Book Review: The Great Wrong War

 

The Great Wrong War, New Zealand Society in WW1, by Stevan Eldred-Grigg, Random House NZ, published 2010, ISBN 978 1 86979 263 3.

 

In this book you will not find accounts of the great battles of World War 1. Rather it focuses on the scene back in New Zealand. “World War One was wholly avoidable for New Zealand, wholly unnecessary- and almost wholly disastrous”.

 

The author, a well known New Zealand historian, starts the book before the declaration of war. He examines the pre-war compulsory military training scheme and the attitudes of the men, and families, to this. He simply explains how NZ got tied up into the pre-war politics and subsequent declaration of war.
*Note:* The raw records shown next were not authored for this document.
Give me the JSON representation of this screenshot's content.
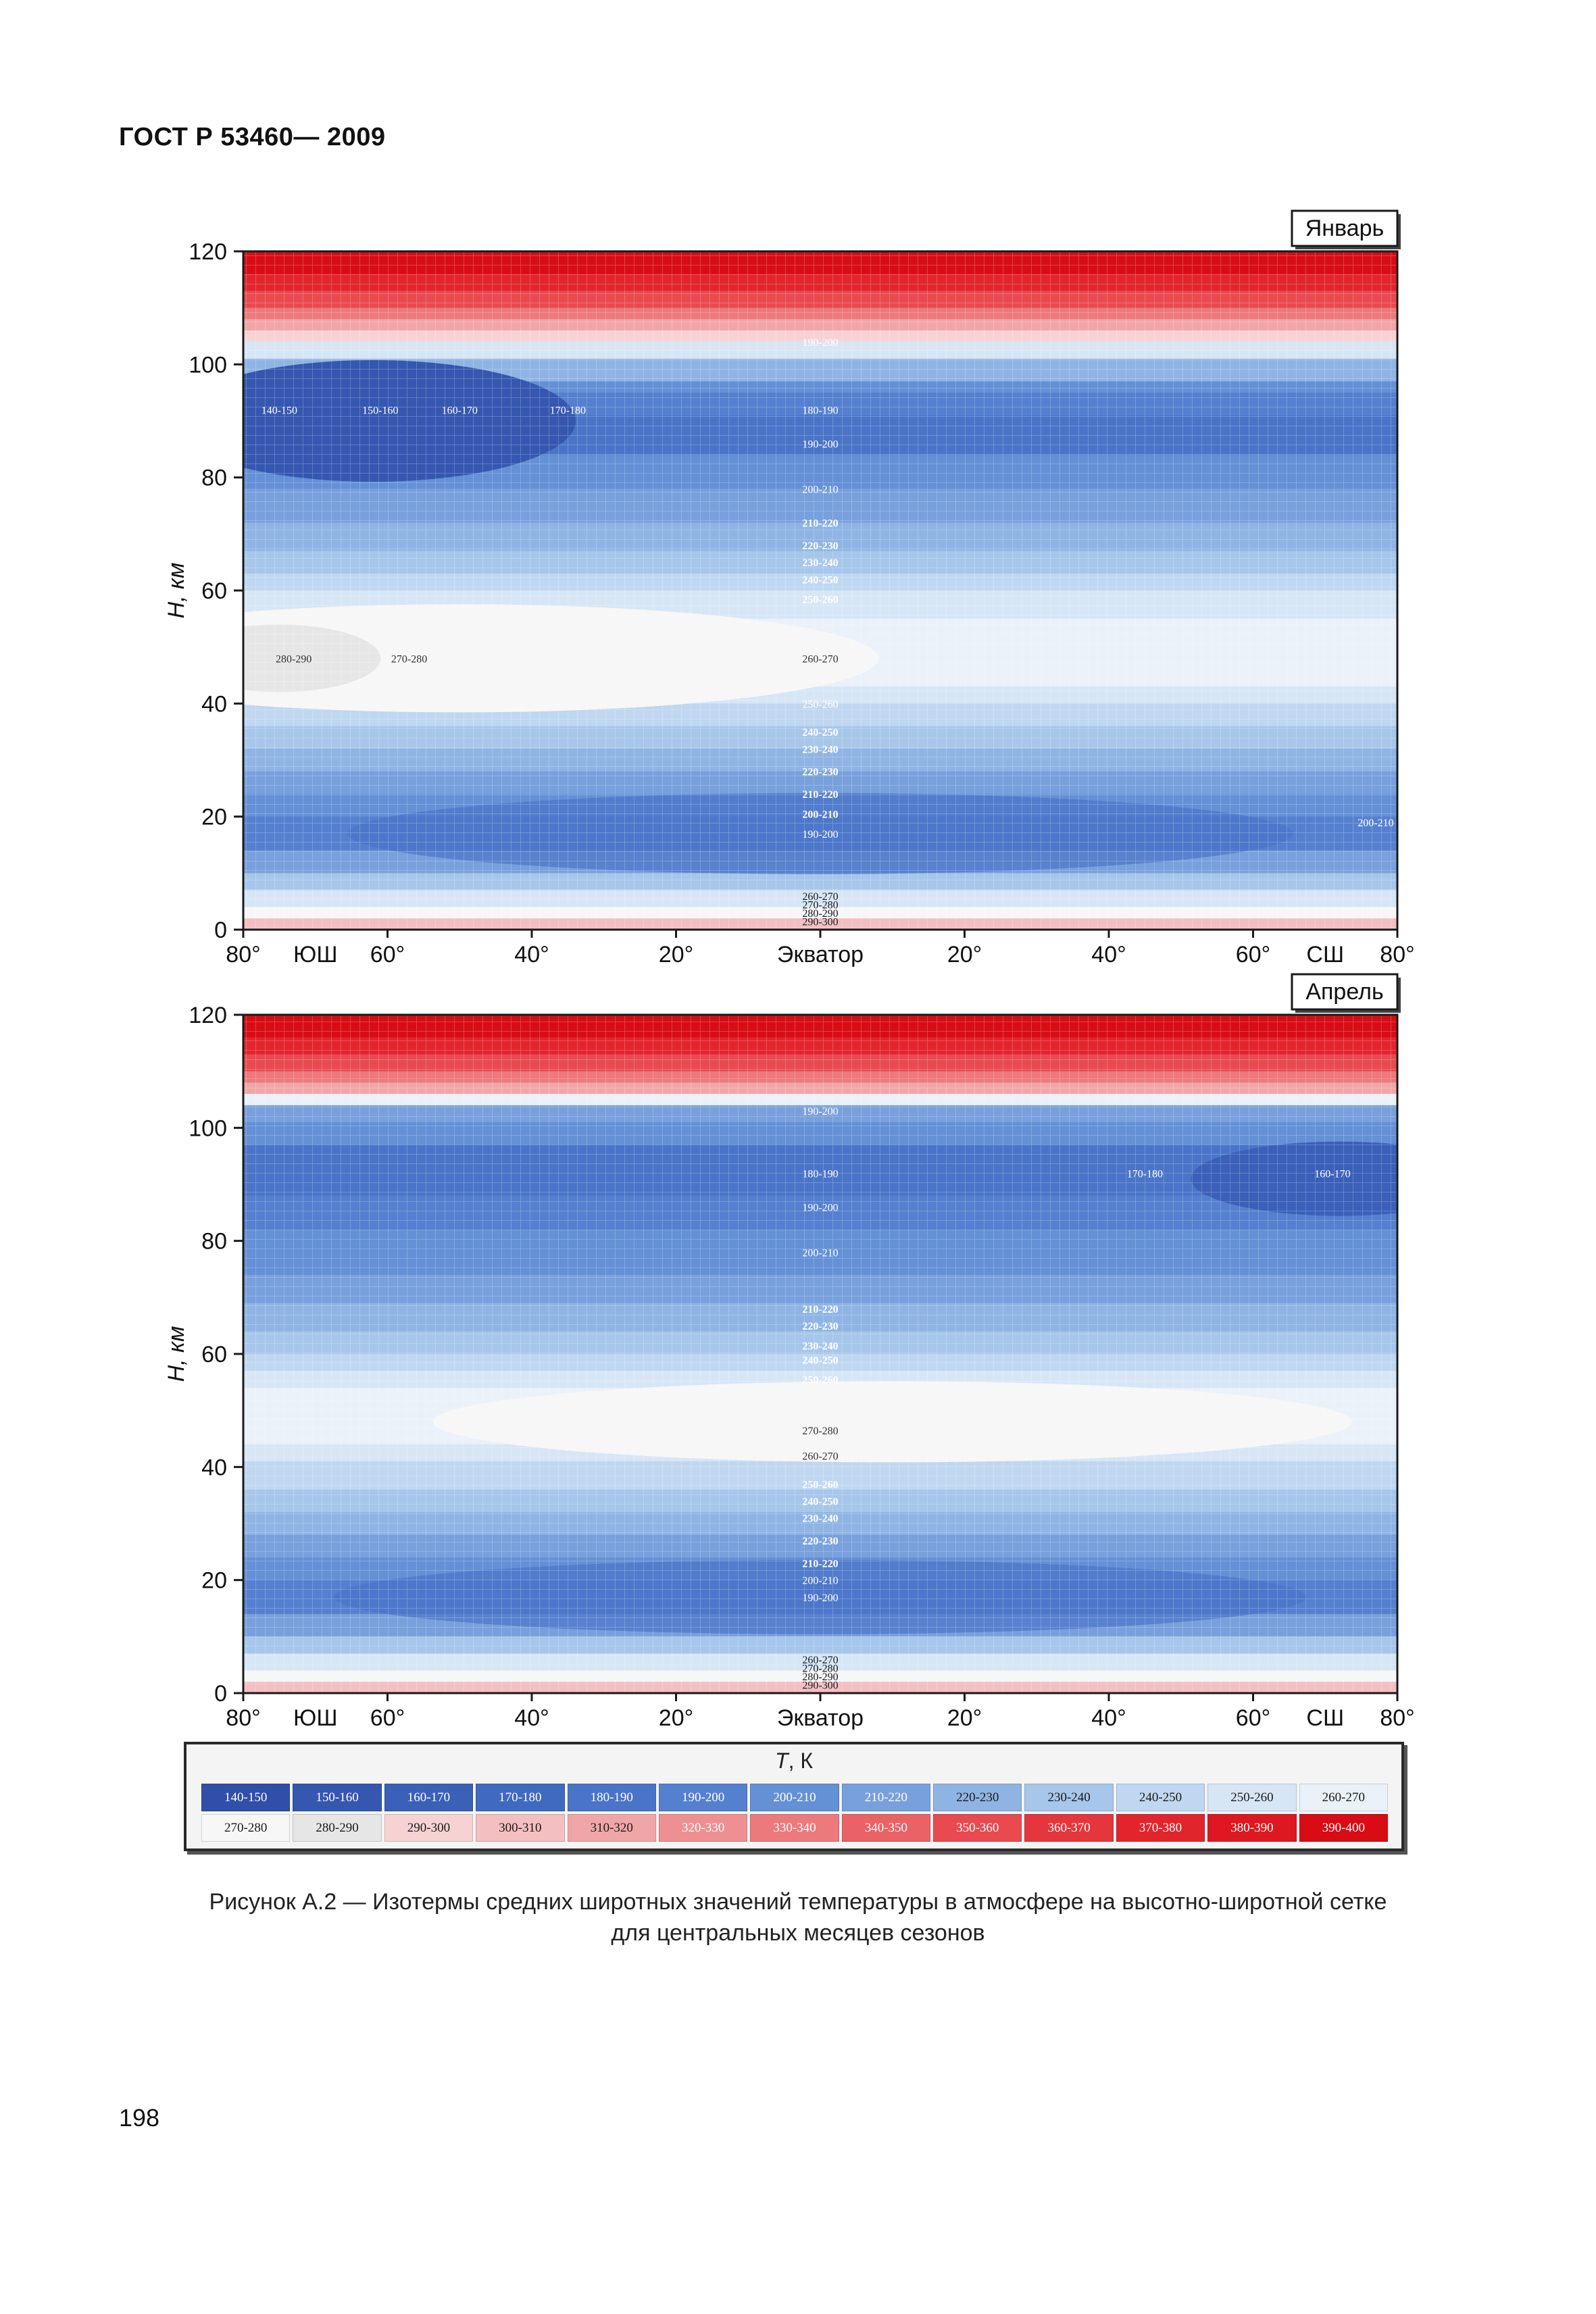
{
  "document": {
    "header": "ГОСТ Р 53460— 2009",
    "page_number": "198",
    "caption_line1": "Рисунок  А.2  — Изотермы средних широтных значений температуры в атмосфере на высотно-широтной сетке",
    "caption_line2": "для  центральных  месяцев  сезонов"
  },
  "chart_data": [
    {
      "type": "heatmap",
      "title": "Январь",
      "ylabel": "H, км",
      "xlabel": "",
      "ylim": [
        0,
        120
      ],
      "yticks": [
        0,
        20,
        40,
        60,
        80,
        100,
        120
      ],
      "ytick_labels": [
        "0",
        "20",
        "40",
        "60",
        "80",
        "100",
        "120"
      ],
      "xlim": [
        -80,
        80
      ],
      "xticks": [
        -80,
        -60,
        -40,
        -20,
        0,
        20,
        40,
        60,
        80
      ],
      "xtick_labels": [
        "80°",
        "60°",
        "40°",
        "20°",
        "Экватор",
        "20°",
        "40°",
        "60°",
        "80°"
      ],
      "hemisphere_labels": [
        "ЮШ",
        "СШ"
      ],
      "isotherm_labels": [
        {
          "text": "190-200",
          "lat": 0,
          "h": 104
        },
        {
          "text": "140-150",
          "lat": -75,
          "h": 92
        },
        {
          "text": "150-160",
          "lat": -61,
          "h": 92
        },
        {
          "text": "160-170",
          "lat": -50,
          "h": 92
        },
        {
          "text": "170-180",
          "lat": -35,
          "h": 92
        },
        {
          "text": "180-190",
          "lat": 0,
          "h": 92
        },
        {
          "text": "190-200",
          "lat": 0,
          "h": 86
        },
        {
          "text": "200-210",
          "lat": 0,
          "h": 78
        },
        {
          "text": "210-220",
          "lat": 0,
          "h": 72
        },
        {
          "text": "220-230",
          "lat": 0,
          "h": 68
        },
        {
          "text": "230-240",
          "lat": 0,
          "h": 65
        },
        {
          "text": "240-250",
          "lat": 0,
          "h": 62
        },
        {
          "text": "250-260",
          "lat": 0,
          "h": 58.5
        },
        {
          "text": "280-290",
          "lat": -73,
          "h": 48
        },
        {
          "text": "270-280",
          "lat": -57,
          "h": 48
        },
        {
          "text": "260-270",
          "lat": 0,
          "h": 48
        },
        {
          "text": "250-260",
          "lat": 0,
          "h": 40
        },
        {
          "text": "240-250",
          "lat": 0,
          "h": 35
        },
        {
          "text": "230-240",
          "lat": 0,
          "h": 32
        },
        {
          "text": "220-230",
          "lat": 0,
          "h": 28
        },
        {
          "text": "210-220",
          "lat": 0,
          "h": 24
        },
        {
          "text": "200-210",
          "lat": 0,
          "h": 20.5
        },
        {
          "text": "190-200",
          "lat": 0,
          "h": 17
        },
        {
          "text": "200-210",
          "lat": 77,
          "h": 19
        },
        {
          "text": "260-270",
          "lat": 0,
          "h": 6
        },
        {
          "text": "270-280",
          "lat": 0,
          "h": 4.5
        },
        {
          "text": "280-290",
          "lat": 0,
          "h": 3
        },
        {
          "text": "290-300",
          "lat": 0,
          "h": 1.5
        }
      ]
    },
    {
      "type": "heatmap",
      "title": "Апрель",
      "ylabel": "H, км",
      "xlabel": "",
      "ylim": [
        0,
        120
      ],
      "yticks": [
        0,
        20,
        40,
        60,
        80,
        100,
        120
      ],
      "ytick_labels": [
        "0",
        "20",
        "40",
        "60",
        "80",
        "100",
        "120"
      ],
      "xlim": [
        -80,
        80
      ],
      "xticks": [
        -80,
        -60,
        -40,
        -20,
        0,
        20,
        40,
        60,
        80
      ],
      "xtick_labels": [
        "80°",
        "60°",
        "40°",
        "20°",
        "Экватор",
        "20°",
        "40°",
        "60°",
        "80°"
      ],
      "hemisphere_labels": [
        "ЮШ",
        "СШ"
      ],
      "isotherm_labels": [
        {
          "text": "190-200",
          "lat": 0,
          "h": 103
        },
        {
          "text": "180-190",
          "lat": 0,
          "h": 92
        },
        {
          "text": "170-180",
          "lat": 45,
          "h": 92
        },
        {
          "text": "160-170",
          "lat": 71,
          "h": 92
        },
        {
          "text": "190-200",
          "lat": 0,
          "h": 86
        },
        {
          "text": "200-210",
          "lat": 0,
          "h": 78
        },
        {
          "text": "210-220",
          "lat": 0,
          "h": 68
        },
        {
          "text": "220-230",
          "lat": 0,
          "h": 65
        },
        {
          "text": "230-240",
          "lat": 0,
          "h": 61.5
        },
        {
          "text": "240-250",
          "lat": 0,
          "h": 59
        },
        {
          "text": "250-260",
          "lat": 0,
          "h": 55.5
        },
        {
          "text": "270-280",
          "lat": 0,
          "h": 46.5
        },
        {
          "text": "260-270",
          "lat": 0,
          "h": 42
        },
        {
          "text": "250-260",
          "lat": 0,
          "h": 37
        },
        {
          "text": "240-250",
          "lat": 0,
          "h": 34
        },
        {
          "text": "230-240",
          "lat": 0,
          "h": 31
        },
        {
          "text": "220-230",
          "lat": 0,
          "h": 27
        },
        {
          "text": "210-220",
          "lat": 0,
          "h": 23
        },
        {
          "text": "200-210",
          "lat": 0,
          "h": 20
        },
        {
          "text": "190-200",
          "lat": 0,
          "h": 17
        },
        {
          "text": "260-270",
          "lat": 0,
          "h": 6
        },
        {
          "text": "270-280",
          "lat": 0,
          "h": 4.5
        },
        {
          "text": "280-290",
          "lat": 0,
          "h": 3
        },
        {
          "text": "290-300",
          "lat": 0,
          "h": 1.5
        }
      ]
    }
  ],
  "legend": {
    "title_var": "T",
    "title_unit": ", К",
    "items": [
      {
        "label": "140-150",
        "color": "#2f4fa8"
      },
      {
        "label": "150-160",
        "color": "#3557b0"
      },
      {
        "label": "160-170",
        "color": "#3a60b8"
      },
      {
        "label": "170-180",
        "color": "#4069c0"
      },
      {
        "label": "180-190",
        "color": "#4a74c8"
      },
      {
        "label": "190-200",
        "color": "#5580cf"
      },
      {
        "label": "200-210",
        "color": "#6490d6"
      },
      {
        "label": "210-220",
        "color": "#78a0dc"
      },
      {
        "label": "220-230",
        "color": "#8fb4e4"
      },
      {
        "label": "230-240",
        "color": "#a6c6ea"
      },
      {
        "label": "240-250",
        "color": "#bfd7f0"
      },
      {
        "label": "250-260",
        "color": "#d6e6f5"
      },
      {
        "label": "260-270",
        "color": "#eaf1f8"
      },
      {
        "label": "270-280",
        "color": "#f7f7f7"
      },
      {
        "label": "280-290",
        "color": "#e6e6e6"
      },
      {
        "label": "290-300",
        "color": "#f6d2d2"
      },
      {
        "label": "300-310",
        "color": "#f3bfc0"
      },
      {
        "label": "310-320",
        "color": "#f0a6a8"
      },
      {
        "label": "320-330",
        "color": "#ee9092"
      },
      {
        "label": "330-340",
        "color": "#ec797c"
      },
      {
        "label": "340-350",
        "color": "#ea6266"
      },
      {
        "label": "350-360",
        "color": "#e84a50"
      },
      {
        "label": "360-370",
        "color": "#e5363d"
      },
      {
        "label": "370-380",
        "color": "#e2252d"
      },
      {
        "label": "380-390",
        "color": "#de1820"
      },
      {
        "label": "390-400",
        "color": "#d80c15"
      }
    ]
  }
}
He then progresses through the war, documenting the changes to attitude, etc, caused by the huge loss of life and serious wounds to the enlisted men and the economical constraints caused by the cost of fighting the war.

 

Eldred-Grigg bases the book around a few basic questions: How did we get involved, what was the attitude of the citizenry of NZ to the war and its progress, what were the consequences to NZ economics and social history.

 

Every family in NZ had a relative or friend involved in the war. Every family suffered the loss of or serious wounds, physical or mental, to a family member or relative. The families were serious affected by the war which changed, forever, the family dynamics, beliefs and expectations as the returned soldiers tried to settle back into family life.

 

Most genealogists tend to get the personnel records of their soldiers and follow their “career” in the war. Very few consider the massive upheavals that occurred to the families back home. In my family, I have a mother who married her son off to a girl half his age and forced him to work in a dairy factory to avoid being called up. She had already lost one son and another survived the war but was mentally damaged. Another of her sons produced a family very quickly so that he became a reserve. I have another family in which the fiancé of a casualty married his brother which produced a marriage that was more a marriage of convenience than a loving one. This family has a history of vigorous arguments between family members as a consequence.

 

This book is a ‘must read’ for those genealogists seriously considering writing their history because it gives the other side of the picture to the ‘glorious deeds of battle’. It may explain some of the little ‘quirks’ in your family tradition and why the returned soldiers and their families did the things they did after the war.